# email I just got about Crest Electronics



## Daniel Peck (Mar 31, 2009)

September 23, 2013

Dear Revolution User,We will have Revolution sets and receiver boards in stock on or about October 1, 2013 depending on customs clearance. I’m here to answer your questions and to do any repairs that may become necessary. Please watch our Revo store at the above address for information confirming the arrival of the stock at the address above.
I’m also committed to do repairs of Aristo Trains for the balance of 2013-2014 as well, but would like an R/A (Return Authorization) number from me informing me of what needs to be repaired. More time is taken doing the detective work to find the problem than the actual repair itself. You can contact me at [email protected]and I will send you an R/A number to put on the outside of the box.
Revolution parts are ordered for every 90 days for the next year ahead to guarantee that the parts will be in stock as needed. The T.I. chip is needed to be in a secure ordering position, so larger buyers will not claim precedent orders over our needs. This has been done and assures we will have product to make and sell regardless of sales. Conversely, we might have a large inventory of parts sitting on the shelf, but that has not happened since its release.
Thank you for your continued support.
Navin Shievdayal
Product Manager
Crest Electronics
www.crest-electronics.net[/b]


----------



## adir tom (Dec 4, 2011)

It appears Navin is parting ways with AristroCraft Trains. Note: I did not say Polk Hobbies. He notes Crest Electronics with no mention of Aristrocraft.com. He also stated" I am also committed to do REPAIRS of Aristro Trains for the balance of 2013-2014." Note he said repairs, nothing about warrantee work. But it will be done with contact with him directly, not Aristrocraft's web site or phone. 
Lewis announced Polk Hobbies will be moving to a new site? Is Aristrocraft moving with them??? Scott needs to remember to turn the lights off on the way out the door.


----------



## Curmudgeon (Jan 11, 2008)

Nobody believes it. You'd best have your "I Love Aristo" badge all shined up and pinned on....you'll be bombarded with "bashing" comments. 
Lots of discussion along these lines. 
All started (Crest) when it was pointed out....gee, two months ago...that the mailing address for Crest was now Navin's house. 
And, Nick's "interview" of the Polks basically said to "pay no attention to the man behind the curtain". 
Nobody listens, they scream "bashing", and yet here it comes, out in public. 

Geez. 

TOC


----------



## Greg Elmassian (Jan 3, 2008)

Aristo publicly stated that a major reason for "splitting off" Crest is that they are going at other markets.... that's completely understandable. 
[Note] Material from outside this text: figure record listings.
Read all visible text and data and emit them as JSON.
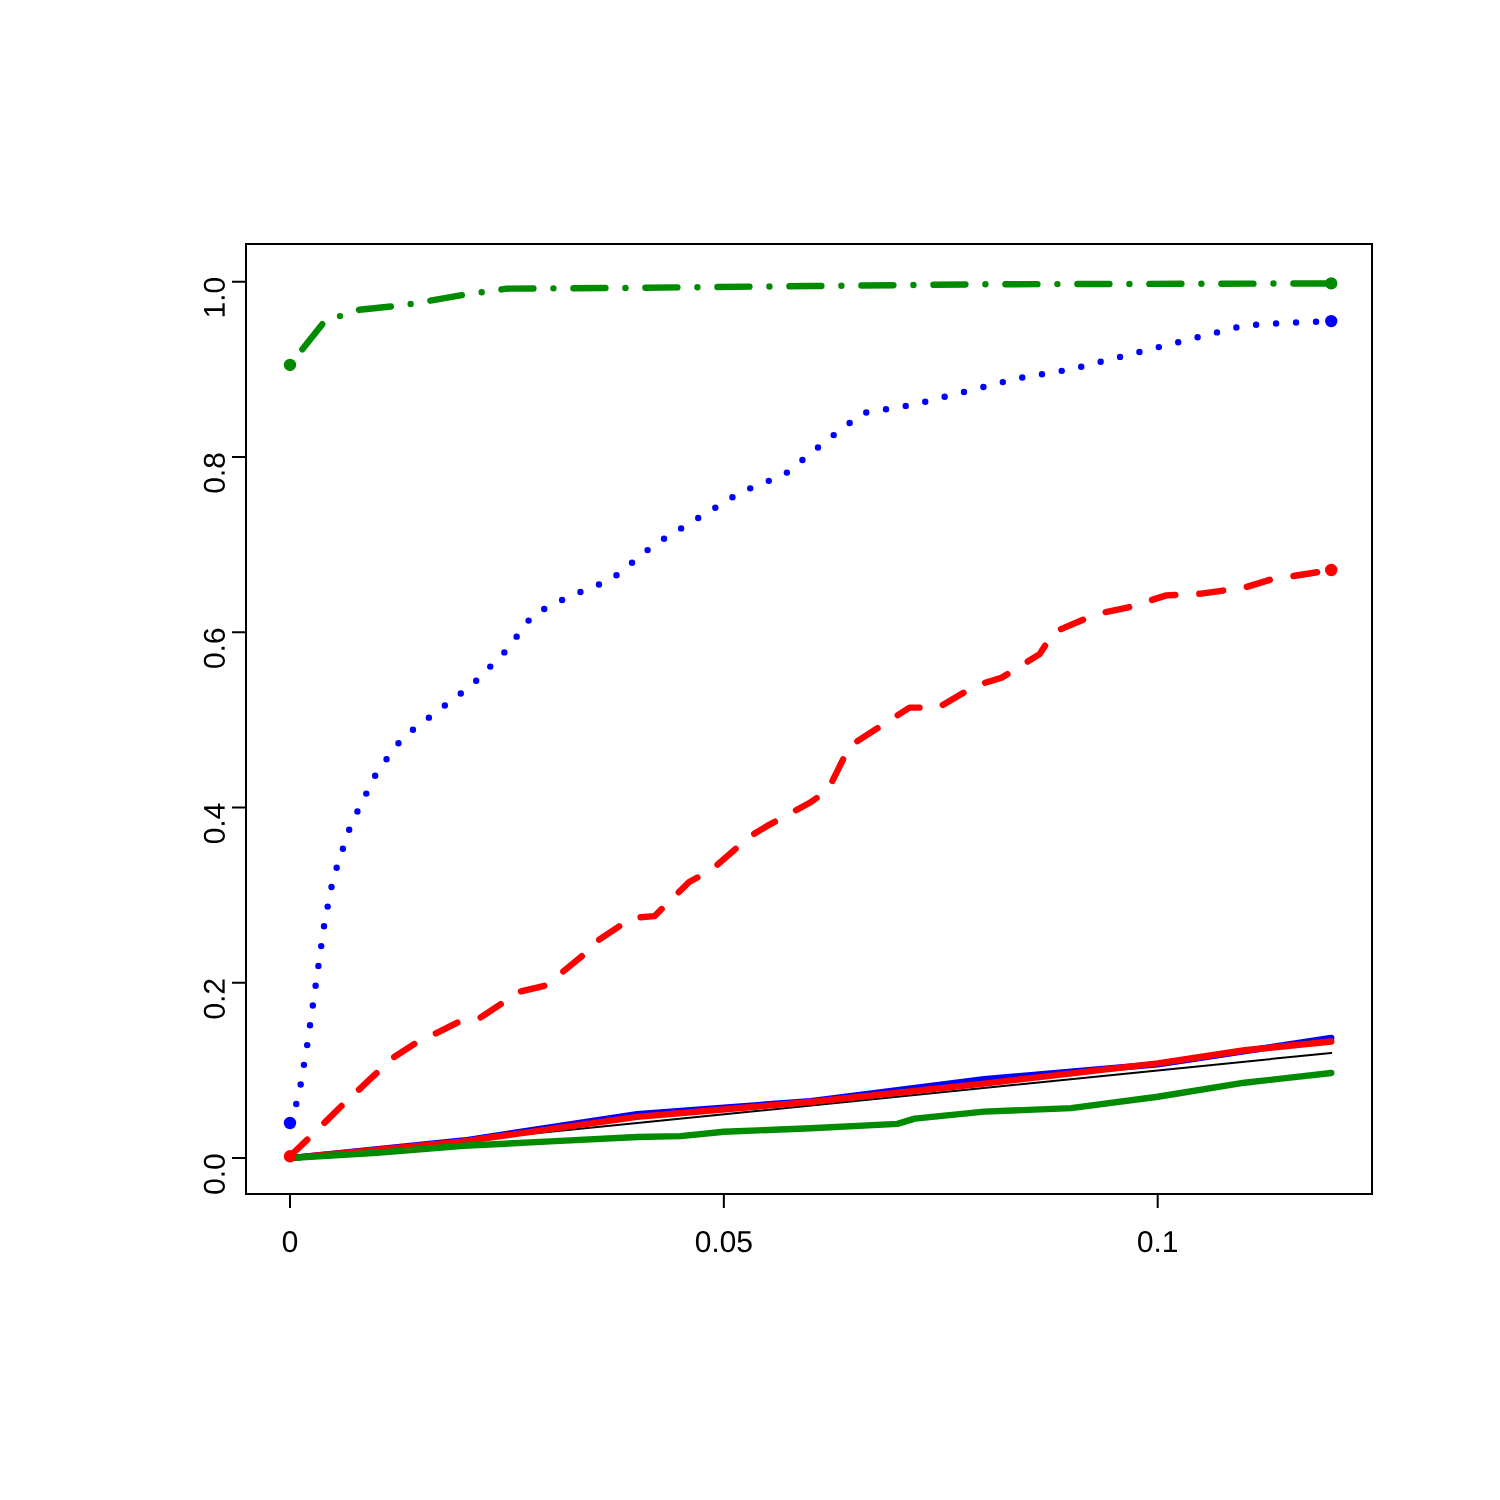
{
  "chart_data": {
    "type": "line",
    "xlim": [
      -0.00507,
      0.1247
    ],
    "ylim": [
      -0.041,
      1.043
    ],
    "xticks": [
      0,
      0.05,
      0.1
    ],
    "yticks": [
      {
        "value": 0,
        "label": "0.0"
      },
      {
        "value": 0.2,
        "label": "0.2"
      },
      {
        "value": 0.4,
        "label": "0.4"
      },
      {
        "value": 0.6,
        "label": "0.6"
      },
      {
        "value": 0.8,
        "label": "0.8"
      },
      {
        "value": 1,
        "label": "1.0"
      }
    ],
    "grid": false,
    "marker": "none",
    "series": [
      {
        "color": "#000000",
        "line_style": "solid",
        "x": [
          0,
          0.12
        ],
        "values": [
          0,
          0.12
        ]
      },
      {
        "color": "#0000ff",
        "line_style": "solid",
        "x": [
          0,
          0.02,
          0.04,
          0.06,
          0.08,
          0.1,
          0.12
        ],
        "values": [
          0,
          0.02,
          0.05,
          0.065,
          0.09,
          0.107,
          0.137
        ]
      },
      {
        "color": "#ff0000",
        "line_style": "solid",
        "x": [
          0,
          0.02,
          0.04,
          0.06,
          0.08,
          0.1,
          0.11,
          0.12
        ],
        "values": [
          0,
          0.019,
          0.047,
          0.064,
          0.085,
          0.108,
          0.123,
          0.133
        ]
      },
      {
        "color": "#008b00",
        "line_style": "solid",
        "x": [
          0,
          0.01,
          0.02,
          0.03,
          0.04,
          0.045,
          0.05,
          0.06,
          0.07,
          0.072,
          0.08,
          0.09,
          0.1,
          0.11,
          0.12
        ],
        "values": [
          0,
          0.006,
          0.014,
          0.019,
          0.024,
          0.025,
          0.03,
          0.034,
          0.039,
          0.045,
          0.053,
          0.057,
          0.07,
          0.086,
          0.097
        ]
      },
      {
        "color": "#ff0000",
        "line_style": "dashed",
        "x": [
          0,
          0.0022,
          0.006,
          0.0118,
          0.0143,
          0.0194,
          0.0219,
          0.0265,
          0.0295,
          0.0336,
          0.0353,
          0.0394,
          0.042,
          0.046,
          0.0486,
          0.053,
          0.055,
          0.06,
          0.062,
          0.0645,
          0.067,
          0.0714,
          0.0747,
          0.079,
          0.082,
          0.0864,
          0.088,
          0.093,
          0.0965,
          0.101,
          0.105,
          0.11,
          0.113,
          0.12
        ],
        "values": [
          0.002,
          0.023,
          0.06,
          0.114,
          0.13,
          0.155,
          0.16,
          0.19,
          0.197,
          0.23,
          0.247,
          0.274,
          0.276,
          0.315,
          0.329,
          0.367,
          0.379,
          0.406,
          0.42,
          0.47,
          0.486,
          0.514,
          0.514,
          0.539,
          0.548,
          0.575,
          0.6,
          0.621,
          0.628,
          0.642,
          0.644,
          0.651,
          0.66,
          0.671
        ]
      },
      {
        "color": "#0000ff",
        "line_style": "dotted",
        "x": [
          0,
          0.001,
          0.002,
          0.003,
          0.004,
          0.005,
          0.007,
          0.01,
          0.013,
          0.017,
          0.021,
          0.025,
          0.028,
          0.032,
          0.037,
          0.042,
          0.047,
          0.052,
          0.057,
          0.062,
          0.066,
          0.072,
          0.078,
          0.084,
          0.09,
          0.096,
          0.1,
          0.106,
          0.11,
          0.115,
          0.12
        ],
        "values": [
          0.04,
          0.07,
          0.13,
          0.2,
          0.27,
          0.32,
          0.38,
          0.44,
          0.48,
          0.51,
          0.54,
          0.58,
          0.62,
          0.64,
          0.66,
          0.7,
          0.73,
          0.76,
          0.78,
          0.82,
          0.85,
          0.86,
          0.875,
          0.89,
          0.9,
          0.915,
          0.925,
          0.94,
          0.95,
          0.953,
          0.955
        ]
      },
      {
        "color": "#008b00",
        "line_style": "dashdot",
        "x": [
          0,
          0.002,
          0.004,
          0.008,
          0.013,
          0.016,
          0.02,
          0.025,
          0.04,
          0.06,
          0.08,
          0.12
        ],
        "values": [
          0.905,
          0.93,
          0.955,
          0.968,
          0.973,
          0.978,
          0.985,
          0.992,
          0.993,
          0.995,
          0.997,
          0.998
        ]
      }
    ]
  }
}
Strange that this needs a public announcement, but it makes sense since Crest now has an independent web site. 

I think the part referring to Navin's duties to repairs for 2013 and 2014 seems to imply that he's going "into" the Crest side and eventually getting out of the Aristo side. 

Good for him, right now Crest looks like the strongest part of the business and I'm glad that he's in what I perceive as a more secure situation. 
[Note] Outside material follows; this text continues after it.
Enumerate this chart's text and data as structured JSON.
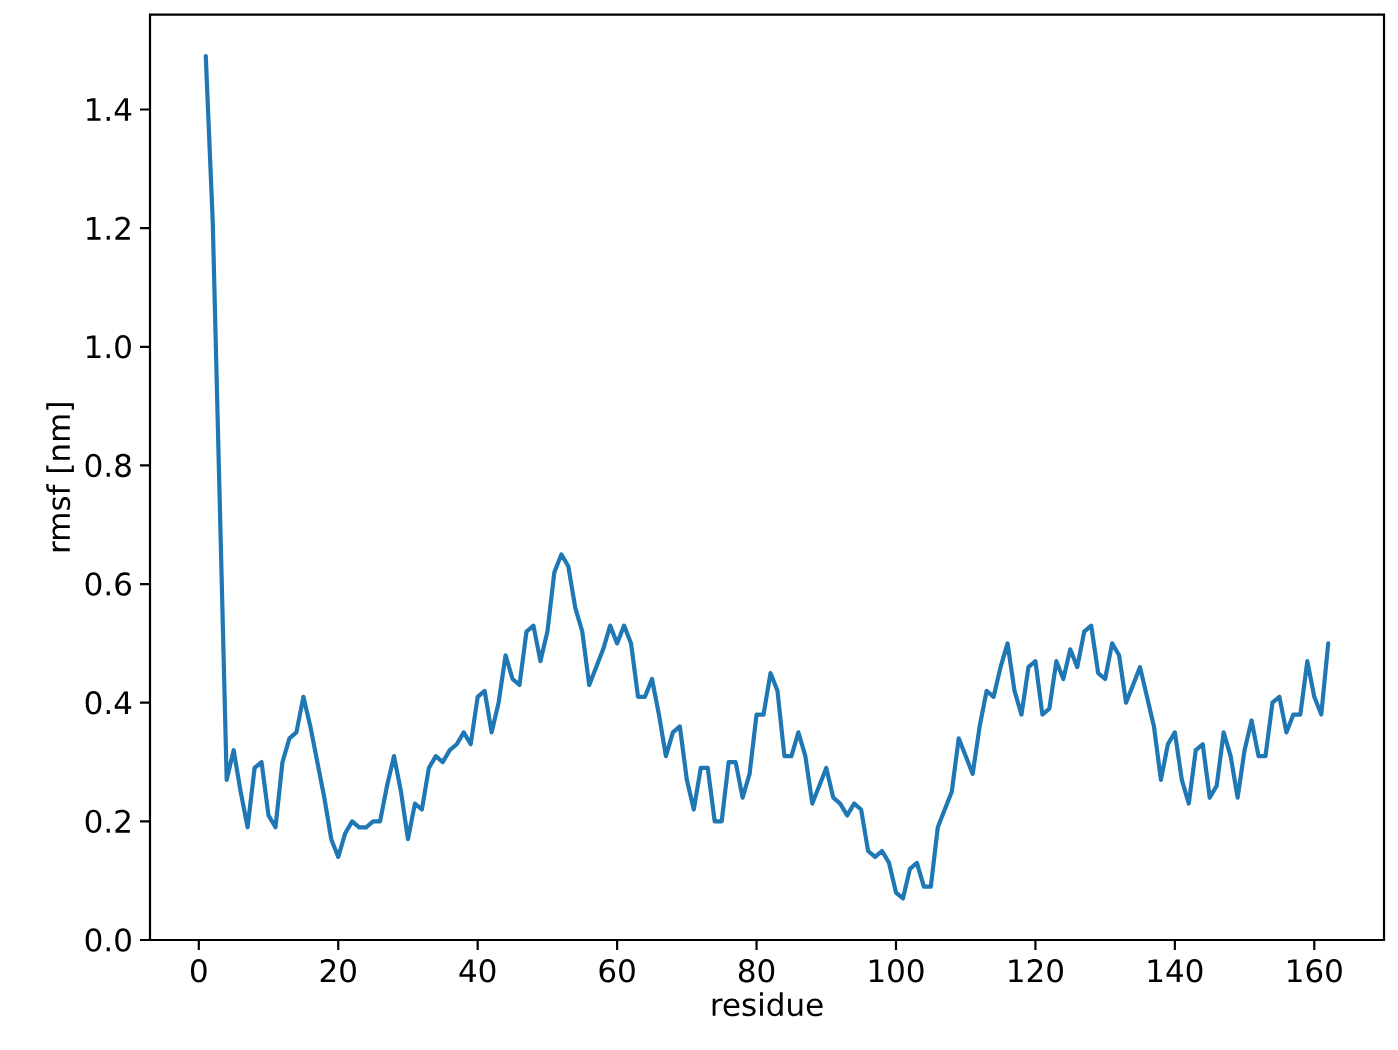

He's always been a great guy to work with. 

Greg


----------



## iaviksfan (Dec 27, 2007)

So do you think the RX'S will be available through just CREST electronics or through say RLD and Kidman's as well? 
Greg R.


----------



## CliffyJ (Apr 29, 2009)

NTIM, but I got a notice from Dun & Bradstreet yesterday that the main indicators for Polk's Hobbies were up. Maybe they got their cargo container in? 

Can't remember why I signed up for that service & notice, must have been a late night.


----------



## aceinspp (Jan 2, 2008)

Some body always has to read between the lines. I'm sure he will be doing the warranty work also. Later RJD


----------



## Curmudgeon (Jan 11, 2008)

Posted By aceinspp on 25 Sep 2013 04:24 PM 
Some body always has to read between the lines. I'm sure he will be doing the warranty work also. Later RJD 
How DARE you suggest Aristo products need warranty work!
Really, RJ, you will have to get "re-educated" by the faithful followers over that comment.
I cannot believe you said that.
TOC


----------



## adir tom (Dec 4, 2011)

Let me say I would more than love AC to survive. I have a huge commitment in AC equipment. 
I have over 25 locos with Revo receivers and 6 transmitters. I have well over $10K of locos, rolling stock and buildings. BUT, I have a box of engines, I cannot get parts for. Some under warrantee. I have 3 diesel sound receivers that did not work directly out of the box. All I get is "when we get parts we will fix." One receiver has been sent back to me twice not fixed --none in stock. I had hoped with a previous order that they would be replaced.- Was told next order will have replacement parts!! we will see. Greg has posted similar experiences. Over the last few years, I have become very disillusioned. 

I am concerned others will take these and others experiences when deciding to make purchases. especially to buy any common replacement parts when ordering engines etc.


----------



## Curmudgeon (Jan 11, 2008)

Posted By adir tom on 25 Sep 2013 05:17 PM 
Let me say I would more than love AC to survive. I have a huge commitment in AC equipment. 
I have over 25 locos with Revo receivers and 6 transmitters. I have well over $10K of locos, rolling stock and buildings. BUT, I have a box of engines, I cannot get parts for. Some under warrantee. I have 3 diesel sound receivers that did not work directly out of the box. All I get is "when we get parts we will fix." One receiver has been sent back to me twice not fixed --none in stock. I had hoped with a previous order that they would be replaced.- Was told next order will have replacement parts!! we will see. Greg has posted similar experiences. Over the last few years, I have become very disillusioned. 

I am concerned others will take these and others experiences when deciding to make purchases. especially to buy any common replacement parts when ordering engines etc. 
I don't think anyone, anywhere, has said anything different about the survival of AC. The threads have gone on and on discussing the idiocy of the "interview", the age of the "new" items, things like that.
People who are hopeful of engineered fixes for things like the steamers, really want to know the information...like splined axles and wheels, loose screws, back-to-back, and flange thickness.
Just to see how the folks are listening...and if they're getting it right.
You wouldn't have the issues with the Mikado and Artic if they had splined axles,,,,nor the gauge issue on the 2-8-0 with proper flanges.
The latest bits of information pulled with much reluctance from at last one new owner of the 0-4-0 has been encouraging.

Parts is an issue, especially if shipments of partial containers continue. 

We get the positive news and use it. I don't think "I am concerned others will take these and others experiences when deciding to make purchases" is as big a concern as the continuous variation of stories, depending on who you talk to, and that silly interview.
The company would have been far better off, I do believe, if they'd kept quiet and not started in with "The sky is not falling!" bit....because nobody was looking at the sky until they pointed it out.

TOC


----------